Seminar 6: (Anti-) Drug Policy and Drug Trafficking Organisations (Felipe Krause)
This session examines the nature of the War on Drugs and its consequences for Latin America and asks whether there are realistic alternatives on the horizon. To do so, we consider the history of the War on Drugs as both a U.S.-led crusade but also as a home-grown effort, linked to racial and gender inequalities, neoliberal economic policies and the very consolidation of the nation-state. We also address the evolution of drug cartels and their violent interaction with the state since the 1970s, interrogating the underlying logics of this history.

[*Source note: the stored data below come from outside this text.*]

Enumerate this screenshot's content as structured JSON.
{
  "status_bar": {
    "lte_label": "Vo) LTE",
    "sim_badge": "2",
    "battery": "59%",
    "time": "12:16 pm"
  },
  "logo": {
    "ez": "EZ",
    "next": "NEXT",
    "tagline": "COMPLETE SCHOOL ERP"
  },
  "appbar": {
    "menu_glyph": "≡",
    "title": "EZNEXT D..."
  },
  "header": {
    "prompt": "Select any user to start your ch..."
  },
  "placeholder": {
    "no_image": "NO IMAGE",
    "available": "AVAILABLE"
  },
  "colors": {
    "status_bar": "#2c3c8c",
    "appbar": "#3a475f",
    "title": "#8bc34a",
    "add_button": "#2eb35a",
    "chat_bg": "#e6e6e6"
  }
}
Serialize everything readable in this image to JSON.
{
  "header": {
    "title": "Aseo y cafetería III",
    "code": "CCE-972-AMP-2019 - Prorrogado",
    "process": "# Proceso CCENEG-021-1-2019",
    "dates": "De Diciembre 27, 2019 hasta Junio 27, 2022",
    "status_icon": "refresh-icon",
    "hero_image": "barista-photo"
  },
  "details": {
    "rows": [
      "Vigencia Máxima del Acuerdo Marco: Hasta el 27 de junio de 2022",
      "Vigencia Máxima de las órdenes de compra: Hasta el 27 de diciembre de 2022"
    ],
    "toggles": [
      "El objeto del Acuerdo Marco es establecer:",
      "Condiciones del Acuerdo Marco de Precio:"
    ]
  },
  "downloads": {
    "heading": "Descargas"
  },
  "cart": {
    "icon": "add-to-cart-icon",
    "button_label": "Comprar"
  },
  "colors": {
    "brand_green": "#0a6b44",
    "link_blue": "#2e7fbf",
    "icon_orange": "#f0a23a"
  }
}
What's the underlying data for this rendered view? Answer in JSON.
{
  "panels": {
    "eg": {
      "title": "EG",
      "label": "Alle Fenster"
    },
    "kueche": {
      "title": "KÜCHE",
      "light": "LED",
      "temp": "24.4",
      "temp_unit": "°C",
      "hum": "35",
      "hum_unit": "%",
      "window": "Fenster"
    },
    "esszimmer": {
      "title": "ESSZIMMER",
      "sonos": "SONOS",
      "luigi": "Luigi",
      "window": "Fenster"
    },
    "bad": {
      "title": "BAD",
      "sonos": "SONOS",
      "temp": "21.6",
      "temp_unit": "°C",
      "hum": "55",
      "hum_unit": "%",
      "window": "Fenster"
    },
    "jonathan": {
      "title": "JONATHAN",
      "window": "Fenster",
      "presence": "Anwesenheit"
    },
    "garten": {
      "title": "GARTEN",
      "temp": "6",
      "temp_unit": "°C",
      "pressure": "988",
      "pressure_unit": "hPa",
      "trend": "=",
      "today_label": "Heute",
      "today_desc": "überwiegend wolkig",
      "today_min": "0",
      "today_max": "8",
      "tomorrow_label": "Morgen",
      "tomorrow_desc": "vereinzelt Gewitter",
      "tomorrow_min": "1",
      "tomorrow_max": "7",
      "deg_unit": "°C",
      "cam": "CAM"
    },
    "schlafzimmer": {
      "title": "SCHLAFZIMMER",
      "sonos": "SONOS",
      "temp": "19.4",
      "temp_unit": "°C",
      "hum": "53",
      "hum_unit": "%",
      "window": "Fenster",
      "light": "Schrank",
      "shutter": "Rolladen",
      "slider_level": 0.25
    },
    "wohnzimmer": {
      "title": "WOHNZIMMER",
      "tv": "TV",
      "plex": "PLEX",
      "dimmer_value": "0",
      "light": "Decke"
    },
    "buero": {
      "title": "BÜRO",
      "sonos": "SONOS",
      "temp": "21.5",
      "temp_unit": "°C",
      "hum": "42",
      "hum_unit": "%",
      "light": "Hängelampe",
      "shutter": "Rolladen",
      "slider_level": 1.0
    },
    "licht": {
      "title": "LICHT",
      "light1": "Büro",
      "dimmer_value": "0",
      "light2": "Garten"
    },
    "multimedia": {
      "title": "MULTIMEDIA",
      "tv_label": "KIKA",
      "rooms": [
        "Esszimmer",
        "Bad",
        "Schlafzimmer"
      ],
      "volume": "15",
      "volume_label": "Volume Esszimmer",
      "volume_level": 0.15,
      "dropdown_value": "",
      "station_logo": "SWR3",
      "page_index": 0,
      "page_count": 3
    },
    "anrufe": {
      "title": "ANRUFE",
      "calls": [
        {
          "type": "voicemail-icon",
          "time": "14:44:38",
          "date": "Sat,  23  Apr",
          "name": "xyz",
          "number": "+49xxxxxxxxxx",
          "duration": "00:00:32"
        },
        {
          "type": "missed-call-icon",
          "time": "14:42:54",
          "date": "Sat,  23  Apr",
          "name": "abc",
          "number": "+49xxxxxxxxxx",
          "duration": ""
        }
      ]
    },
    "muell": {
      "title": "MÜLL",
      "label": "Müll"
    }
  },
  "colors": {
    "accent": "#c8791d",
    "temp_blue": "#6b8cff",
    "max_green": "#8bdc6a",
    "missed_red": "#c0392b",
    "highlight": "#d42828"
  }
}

Finally, we look at recent attempts at drug policy reform and assess their political viability. Examples are taken from the two most prevalent illegal drugs in Latin America: cocaine and cannabis.
Key issues
- The logic of the War on Drugs
- Drug trafficking organisations
- Drug policy reform
Key texts
- Castro, G. (2014). From Punishment to Markets: Social Movements, the State, and Legal Marijuana in Uruguay, Trabajo presentado en el Quinto Congreso Uruguayo de Ciencia Política, Asociación Uruguaya de Ciencia Política, 7-10 de octubre de 2014.
- Lessing, B. (2017). Making Peace in Drug Wars: Crackdowns and Cartels in Latin America. Cambridge: Cambridge University Press. (Chapter 11 - Conclusion).
- Gootenberg, P. (2021). Shifting South: Cocaine’s Historical Present and the Changing Politics of Drug War, 1975–2015. In Desmond Arias, E. & Grisaffi, T., Cocaine: From Coca Fields to the Streets. Durham: Duke University Press.
- Rodrigues, T. & Labate, B. (2016). Brazilian Drug Policy: Tension Between Repression and Alternatives. In Labate, B., Cavnar, C., & Rodrigues, T. Drug Policies and the Politics of Drugs in the Americas. Switzerland: Springer.